Loadings of the fuel from Russian ports in the Black and Baltic seas, some of which originate in Belarus, are planned at 1.67 million tons next month, according to industry data seen by Bloomberg.
That’s equivalent to more than 400,000 barrels a day, a 32% decline from the daily April loading plans, and well below the same month last year, Bloomberg calculations show.”
This may seem like a problem, but there are about 5M barrels of Russian diesel floating in the market that are struggling to find a home.
“The projected May volumes are below the seasonal norm of about 600,000-650,000 barrels for the ports in question.
Diesel shipments from the three locations exceeded 790,000 barrels a day so far in April, staying roughly at the same level as at the start of the year, according to Kpler.com.
Seaborne diesel flows have been robust in the past several months despite sanctions, which ban nearly all imports of its petroleum products by the European Union.

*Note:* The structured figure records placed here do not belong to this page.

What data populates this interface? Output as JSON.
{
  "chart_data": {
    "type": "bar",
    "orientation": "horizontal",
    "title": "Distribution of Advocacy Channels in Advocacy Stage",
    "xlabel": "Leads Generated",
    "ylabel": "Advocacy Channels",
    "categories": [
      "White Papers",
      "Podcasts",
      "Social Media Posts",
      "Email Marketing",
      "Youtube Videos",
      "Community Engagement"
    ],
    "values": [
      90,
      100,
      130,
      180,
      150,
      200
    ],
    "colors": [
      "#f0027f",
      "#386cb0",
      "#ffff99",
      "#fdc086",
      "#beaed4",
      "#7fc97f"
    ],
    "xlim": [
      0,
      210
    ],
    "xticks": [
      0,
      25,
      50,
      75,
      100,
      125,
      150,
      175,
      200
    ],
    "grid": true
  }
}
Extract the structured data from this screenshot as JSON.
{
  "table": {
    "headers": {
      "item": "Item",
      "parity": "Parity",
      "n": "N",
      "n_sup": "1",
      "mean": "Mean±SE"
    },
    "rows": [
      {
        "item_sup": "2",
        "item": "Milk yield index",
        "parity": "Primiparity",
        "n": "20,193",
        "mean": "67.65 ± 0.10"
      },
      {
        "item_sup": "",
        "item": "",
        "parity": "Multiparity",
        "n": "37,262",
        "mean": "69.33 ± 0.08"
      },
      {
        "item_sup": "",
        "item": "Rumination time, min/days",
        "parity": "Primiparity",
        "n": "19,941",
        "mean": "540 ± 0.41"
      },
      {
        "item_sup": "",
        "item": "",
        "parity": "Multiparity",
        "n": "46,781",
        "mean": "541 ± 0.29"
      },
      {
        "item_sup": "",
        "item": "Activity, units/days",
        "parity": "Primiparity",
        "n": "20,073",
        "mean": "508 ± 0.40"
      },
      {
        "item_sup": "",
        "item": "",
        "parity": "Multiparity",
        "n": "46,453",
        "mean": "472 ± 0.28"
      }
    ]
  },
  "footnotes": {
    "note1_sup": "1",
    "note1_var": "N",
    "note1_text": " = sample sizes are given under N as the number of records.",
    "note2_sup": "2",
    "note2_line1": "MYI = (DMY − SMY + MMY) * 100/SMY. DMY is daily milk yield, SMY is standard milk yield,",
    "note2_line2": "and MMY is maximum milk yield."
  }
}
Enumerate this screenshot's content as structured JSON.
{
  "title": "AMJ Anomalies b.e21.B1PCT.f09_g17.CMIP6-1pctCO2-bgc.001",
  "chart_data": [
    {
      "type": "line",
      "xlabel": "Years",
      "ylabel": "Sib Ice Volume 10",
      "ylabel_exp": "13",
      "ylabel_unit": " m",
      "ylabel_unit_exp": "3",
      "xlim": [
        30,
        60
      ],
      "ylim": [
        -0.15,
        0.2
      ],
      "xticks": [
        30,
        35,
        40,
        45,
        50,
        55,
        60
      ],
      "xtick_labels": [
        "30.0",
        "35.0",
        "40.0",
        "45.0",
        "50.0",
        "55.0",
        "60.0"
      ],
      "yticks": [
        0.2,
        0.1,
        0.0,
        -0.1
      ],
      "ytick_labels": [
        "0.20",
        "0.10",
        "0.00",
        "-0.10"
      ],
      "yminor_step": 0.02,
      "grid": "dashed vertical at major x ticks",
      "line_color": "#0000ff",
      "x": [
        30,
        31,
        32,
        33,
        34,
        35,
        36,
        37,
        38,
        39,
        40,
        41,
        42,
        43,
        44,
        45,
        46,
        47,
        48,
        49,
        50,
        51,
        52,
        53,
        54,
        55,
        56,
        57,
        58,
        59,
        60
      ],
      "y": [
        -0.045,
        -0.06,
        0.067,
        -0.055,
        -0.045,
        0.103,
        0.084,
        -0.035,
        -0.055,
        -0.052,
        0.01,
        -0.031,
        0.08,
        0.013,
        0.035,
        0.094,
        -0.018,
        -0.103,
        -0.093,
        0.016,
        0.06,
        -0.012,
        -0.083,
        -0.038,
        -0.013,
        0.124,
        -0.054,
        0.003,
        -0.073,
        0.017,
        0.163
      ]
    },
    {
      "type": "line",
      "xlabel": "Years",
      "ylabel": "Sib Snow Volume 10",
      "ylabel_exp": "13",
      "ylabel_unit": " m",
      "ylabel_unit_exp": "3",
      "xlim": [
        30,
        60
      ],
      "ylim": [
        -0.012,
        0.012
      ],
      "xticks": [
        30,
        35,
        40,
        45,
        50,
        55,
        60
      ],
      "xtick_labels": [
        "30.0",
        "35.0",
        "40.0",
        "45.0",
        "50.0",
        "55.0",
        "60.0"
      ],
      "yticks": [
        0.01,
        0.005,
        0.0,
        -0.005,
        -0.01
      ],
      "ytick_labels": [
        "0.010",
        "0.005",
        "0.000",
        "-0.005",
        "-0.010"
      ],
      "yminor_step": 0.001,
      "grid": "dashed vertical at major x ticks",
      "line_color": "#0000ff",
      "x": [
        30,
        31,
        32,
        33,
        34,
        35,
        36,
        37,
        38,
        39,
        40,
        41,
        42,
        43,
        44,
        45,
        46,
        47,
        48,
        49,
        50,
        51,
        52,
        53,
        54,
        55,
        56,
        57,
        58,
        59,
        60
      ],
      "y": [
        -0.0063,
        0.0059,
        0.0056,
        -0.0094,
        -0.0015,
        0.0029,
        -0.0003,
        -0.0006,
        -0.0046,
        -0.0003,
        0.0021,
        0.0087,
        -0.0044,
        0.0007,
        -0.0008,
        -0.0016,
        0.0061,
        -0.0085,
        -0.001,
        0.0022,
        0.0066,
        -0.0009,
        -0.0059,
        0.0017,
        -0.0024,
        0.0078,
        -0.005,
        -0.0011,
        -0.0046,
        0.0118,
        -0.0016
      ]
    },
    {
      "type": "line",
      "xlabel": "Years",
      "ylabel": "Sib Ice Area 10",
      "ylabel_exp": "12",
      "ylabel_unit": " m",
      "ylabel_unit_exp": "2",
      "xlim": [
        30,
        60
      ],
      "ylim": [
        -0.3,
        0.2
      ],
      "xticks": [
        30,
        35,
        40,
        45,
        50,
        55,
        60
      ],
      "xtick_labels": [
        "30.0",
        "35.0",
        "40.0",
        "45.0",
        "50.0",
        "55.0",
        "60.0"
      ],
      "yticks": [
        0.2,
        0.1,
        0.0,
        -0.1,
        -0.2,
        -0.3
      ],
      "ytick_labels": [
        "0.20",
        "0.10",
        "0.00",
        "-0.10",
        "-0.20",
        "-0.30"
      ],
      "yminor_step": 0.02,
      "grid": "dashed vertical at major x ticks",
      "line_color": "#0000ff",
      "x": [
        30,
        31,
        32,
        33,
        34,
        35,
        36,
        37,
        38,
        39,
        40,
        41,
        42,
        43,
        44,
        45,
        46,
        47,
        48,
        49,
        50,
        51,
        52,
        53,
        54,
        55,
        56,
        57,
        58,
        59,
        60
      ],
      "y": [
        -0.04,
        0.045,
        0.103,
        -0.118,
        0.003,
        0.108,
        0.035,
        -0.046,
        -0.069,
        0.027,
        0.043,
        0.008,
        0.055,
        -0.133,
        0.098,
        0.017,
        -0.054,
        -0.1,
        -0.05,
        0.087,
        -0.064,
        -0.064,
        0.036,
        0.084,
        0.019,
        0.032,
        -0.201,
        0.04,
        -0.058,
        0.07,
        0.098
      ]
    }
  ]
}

Russian oil firms have been able to find new customers, with much of the diesel-type fuel now heading to Turkey, North Africa and Brazil.”
Even with these run cuts, we don’t see the market improving from a crack spread or storage perspective.
It also puts into context why the cuts next month won’t be as severe as was initially expected, and more inline with our expectations.
It also puts into context why the cuts next month won’t be as severe as was initially expected, and more inline with our expectations.